NHMRC guidelines provide evidence-based information to help Australia achieve best practice in: public or population health, health and research ethics and clinical practice.
To support the development of the highest quality guidelines, we provide:
- resources for guideline developers
- the Guidelines Register, which allows researchers to share information about their guideline in development
- Standards for Guidelines, which are developed to ensure international standards are met
- an approvals process, which certifies that the guideline is of a high quality, based on the best available evidence and developed to rigorous standards
We have also developed the Clinical Practice Guidelines Portal, which allows Australian clinicians and consumers to find clinical practice guidelines through a single website.
How NHMRC develops its guidelines
Guidelines are sets of rules, principles or recommendations for practices in a particular field of health. NHMRC guidelines are intended to promote health, prevent harm, encourage best practice and reduce unnecessary waste.
NHMRC guidelines provide the information needed to achieve evidence based best health practice for all Australians, including the most vulnerable. In regard to ethical issues in those fields, NHMRC guidelines reflect the community's range of attitudes and concerns.
Types of NHMRC guidelines
The National Health and Medical Research Council Act 1992 enables NHMRC to issue evidence-based guidelines in areas relating to human health:
- public health – for example guidelines on nutrition and healthy eating
- environmental health – for example guidelines on Australian water quality
- health and research ethics – for example guidelines on the wellbeing of animals used in Australian research
- clinical practice – for example guidelines for best clinical care of people with borderline personality disorder.

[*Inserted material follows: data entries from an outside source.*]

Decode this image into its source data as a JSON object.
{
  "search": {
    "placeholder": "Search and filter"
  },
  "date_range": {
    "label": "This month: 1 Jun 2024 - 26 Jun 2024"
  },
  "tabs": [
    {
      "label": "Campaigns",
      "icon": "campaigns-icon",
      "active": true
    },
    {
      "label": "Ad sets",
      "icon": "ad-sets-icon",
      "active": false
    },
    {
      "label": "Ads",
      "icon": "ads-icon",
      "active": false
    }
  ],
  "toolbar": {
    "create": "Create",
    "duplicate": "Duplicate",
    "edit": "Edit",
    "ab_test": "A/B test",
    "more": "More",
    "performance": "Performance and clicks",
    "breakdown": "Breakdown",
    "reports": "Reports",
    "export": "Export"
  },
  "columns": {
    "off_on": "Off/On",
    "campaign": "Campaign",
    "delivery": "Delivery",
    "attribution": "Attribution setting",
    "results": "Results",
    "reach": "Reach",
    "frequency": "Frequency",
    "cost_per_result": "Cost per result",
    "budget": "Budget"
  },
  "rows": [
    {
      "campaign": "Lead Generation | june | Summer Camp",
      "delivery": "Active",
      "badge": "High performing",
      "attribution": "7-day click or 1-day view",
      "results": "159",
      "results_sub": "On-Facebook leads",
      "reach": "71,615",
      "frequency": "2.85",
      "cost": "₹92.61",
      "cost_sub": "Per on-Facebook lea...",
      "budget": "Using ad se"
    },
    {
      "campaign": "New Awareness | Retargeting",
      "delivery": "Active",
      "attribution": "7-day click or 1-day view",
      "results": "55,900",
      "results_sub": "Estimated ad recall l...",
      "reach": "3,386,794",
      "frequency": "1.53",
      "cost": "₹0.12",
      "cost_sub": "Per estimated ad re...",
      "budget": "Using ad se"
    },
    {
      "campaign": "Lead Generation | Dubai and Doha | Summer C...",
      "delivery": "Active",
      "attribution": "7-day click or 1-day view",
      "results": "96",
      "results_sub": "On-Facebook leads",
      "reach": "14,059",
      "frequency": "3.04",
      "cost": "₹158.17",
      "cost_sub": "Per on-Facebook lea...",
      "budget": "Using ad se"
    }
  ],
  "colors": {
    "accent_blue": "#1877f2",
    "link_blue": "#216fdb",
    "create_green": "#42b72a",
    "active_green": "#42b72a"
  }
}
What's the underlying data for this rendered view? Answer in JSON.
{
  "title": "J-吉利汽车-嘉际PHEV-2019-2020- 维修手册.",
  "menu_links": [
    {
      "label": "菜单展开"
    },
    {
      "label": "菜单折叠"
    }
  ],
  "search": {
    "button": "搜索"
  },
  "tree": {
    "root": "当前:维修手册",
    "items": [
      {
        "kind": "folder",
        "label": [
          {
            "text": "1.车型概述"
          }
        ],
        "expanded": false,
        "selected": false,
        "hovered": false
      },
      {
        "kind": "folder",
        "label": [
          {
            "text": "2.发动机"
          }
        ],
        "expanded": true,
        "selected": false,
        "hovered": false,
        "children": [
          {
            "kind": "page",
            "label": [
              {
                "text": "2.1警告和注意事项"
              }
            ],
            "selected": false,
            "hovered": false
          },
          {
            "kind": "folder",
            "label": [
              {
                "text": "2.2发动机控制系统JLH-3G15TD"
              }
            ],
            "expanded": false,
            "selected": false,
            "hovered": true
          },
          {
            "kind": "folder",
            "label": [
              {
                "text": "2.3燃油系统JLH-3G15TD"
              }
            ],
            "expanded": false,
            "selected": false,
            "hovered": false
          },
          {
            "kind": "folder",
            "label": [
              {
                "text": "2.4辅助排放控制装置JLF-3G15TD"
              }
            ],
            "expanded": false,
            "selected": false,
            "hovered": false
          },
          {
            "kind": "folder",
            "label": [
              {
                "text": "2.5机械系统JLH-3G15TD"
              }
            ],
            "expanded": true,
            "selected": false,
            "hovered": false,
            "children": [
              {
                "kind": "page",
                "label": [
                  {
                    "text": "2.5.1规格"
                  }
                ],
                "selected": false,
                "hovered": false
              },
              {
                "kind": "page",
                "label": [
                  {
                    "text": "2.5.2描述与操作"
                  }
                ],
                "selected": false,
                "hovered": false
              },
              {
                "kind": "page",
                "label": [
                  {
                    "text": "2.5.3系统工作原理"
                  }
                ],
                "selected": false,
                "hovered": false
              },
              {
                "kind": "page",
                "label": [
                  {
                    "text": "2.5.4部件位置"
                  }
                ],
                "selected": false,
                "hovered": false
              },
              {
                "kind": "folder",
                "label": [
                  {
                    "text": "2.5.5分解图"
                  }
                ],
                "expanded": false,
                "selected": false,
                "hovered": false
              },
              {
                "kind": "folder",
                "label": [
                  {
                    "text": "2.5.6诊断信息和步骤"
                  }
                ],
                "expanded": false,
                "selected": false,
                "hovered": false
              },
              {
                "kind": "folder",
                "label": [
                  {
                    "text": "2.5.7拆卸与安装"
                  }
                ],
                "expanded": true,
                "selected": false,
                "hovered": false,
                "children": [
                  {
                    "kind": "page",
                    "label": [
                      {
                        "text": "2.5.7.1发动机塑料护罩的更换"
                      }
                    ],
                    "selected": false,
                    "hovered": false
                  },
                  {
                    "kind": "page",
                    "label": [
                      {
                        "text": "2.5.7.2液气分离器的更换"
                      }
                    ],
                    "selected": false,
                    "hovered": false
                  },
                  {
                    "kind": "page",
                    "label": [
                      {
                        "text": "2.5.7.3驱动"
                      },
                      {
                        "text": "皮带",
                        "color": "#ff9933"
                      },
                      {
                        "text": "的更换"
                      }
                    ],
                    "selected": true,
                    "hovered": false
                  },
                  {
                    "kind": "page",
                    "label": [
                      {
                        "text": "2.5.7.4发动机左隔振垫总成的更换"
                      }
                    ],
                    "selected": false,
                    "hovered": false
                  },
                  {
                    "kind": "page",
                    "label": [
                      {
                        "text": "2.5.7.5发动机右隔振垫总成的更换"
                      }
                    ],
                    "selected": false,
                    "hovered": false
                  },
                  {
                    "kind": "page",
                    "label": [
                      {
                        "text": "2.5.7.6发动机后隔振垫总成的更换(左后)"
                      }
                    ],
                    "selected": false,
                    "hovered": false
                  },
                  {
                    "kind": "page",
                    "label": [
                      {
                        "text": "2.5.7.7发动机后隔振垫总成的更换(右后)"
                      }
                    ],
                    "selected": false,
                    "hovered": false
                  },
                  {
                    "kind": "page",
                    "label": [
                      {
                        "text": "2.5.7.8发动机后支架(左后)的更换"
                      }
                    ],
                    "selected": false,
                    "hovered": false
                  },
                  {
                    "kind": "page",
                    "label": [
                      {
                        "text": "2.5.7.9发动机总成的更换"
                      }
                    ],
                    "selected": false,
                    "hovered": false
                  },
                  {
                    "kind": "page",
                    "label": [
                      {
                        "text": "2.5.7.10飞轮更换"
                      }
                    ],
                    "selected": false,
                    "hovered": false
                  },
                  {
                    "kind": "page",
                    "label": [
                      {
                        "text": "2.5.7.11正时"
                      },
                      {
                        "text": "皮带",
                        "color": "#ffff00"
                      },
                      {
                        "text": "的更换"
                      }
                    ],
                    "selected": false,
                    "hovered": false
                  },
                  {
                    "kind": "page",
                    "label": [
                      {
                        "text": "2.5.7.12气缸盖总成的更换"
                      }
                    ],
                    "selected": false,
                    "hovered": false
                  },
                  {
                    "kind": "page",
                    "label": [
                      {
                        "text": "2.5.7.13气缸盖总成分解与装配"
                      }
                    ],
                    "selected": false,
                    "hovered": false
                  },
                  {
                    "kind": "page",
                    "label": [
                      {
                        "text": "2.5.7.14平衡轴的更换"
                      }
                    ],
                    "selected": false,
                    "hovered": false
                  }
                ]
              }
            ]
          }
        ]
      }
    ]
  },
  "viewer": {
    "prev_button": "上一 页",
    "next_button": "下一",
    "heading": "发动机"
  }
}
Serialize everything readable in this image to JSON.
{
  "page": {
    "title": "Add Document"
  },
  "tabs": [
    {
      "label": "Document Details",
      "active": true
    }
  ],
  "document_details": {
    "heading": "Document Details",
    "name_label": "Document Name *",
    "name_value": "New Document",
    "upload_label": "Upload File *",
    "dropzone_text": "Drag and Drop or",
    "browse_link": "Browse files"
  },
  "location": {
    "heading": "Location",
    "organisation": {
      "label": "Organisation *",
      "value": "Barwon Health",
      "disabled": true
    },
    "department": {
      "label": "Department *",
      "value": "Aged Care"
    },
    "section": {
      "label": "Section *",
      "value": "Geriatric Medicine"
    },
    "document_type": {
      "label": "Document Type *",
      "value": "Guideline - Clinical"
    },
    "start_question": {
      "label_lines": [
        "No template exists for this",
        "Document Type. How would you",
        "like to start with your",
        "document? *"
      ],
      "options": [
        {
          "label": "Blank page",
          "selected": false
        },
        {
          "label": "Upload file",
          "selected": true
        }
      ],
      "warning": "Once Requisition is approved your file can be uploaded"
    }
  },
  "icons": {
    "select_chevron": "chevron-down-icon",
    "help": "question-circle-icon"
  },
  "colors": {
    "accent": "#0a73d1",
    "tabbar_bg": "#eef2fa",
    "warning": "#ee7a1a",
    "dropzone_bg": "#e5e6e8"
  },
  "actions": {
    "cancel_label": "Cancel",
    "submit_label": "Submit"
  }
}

NHMRC guidelines are developed by multidisciplinary committees or panels that follow a rigorous evidence-based approach. The committees include consumers and other people affected by the guidelines. There are strong processes in place to manage conflict of interest and to use the best available scientific methods for making recommendations. Before NHMRC guidelines are issued they are released for a period of public consultation to allow the Australian public to comment.
Guidelines issued by NHMRC have a limited life. They are regularly reviewed and will be updated or withdrawn in light of important new evidence that may emerge.
Rescinded guidelines are not kept on the NHMRC website. A list of rescinded guidelines (current at December 2017) can be found on the Rescinded guidelines page. They can also be found on the Australian Government web archive.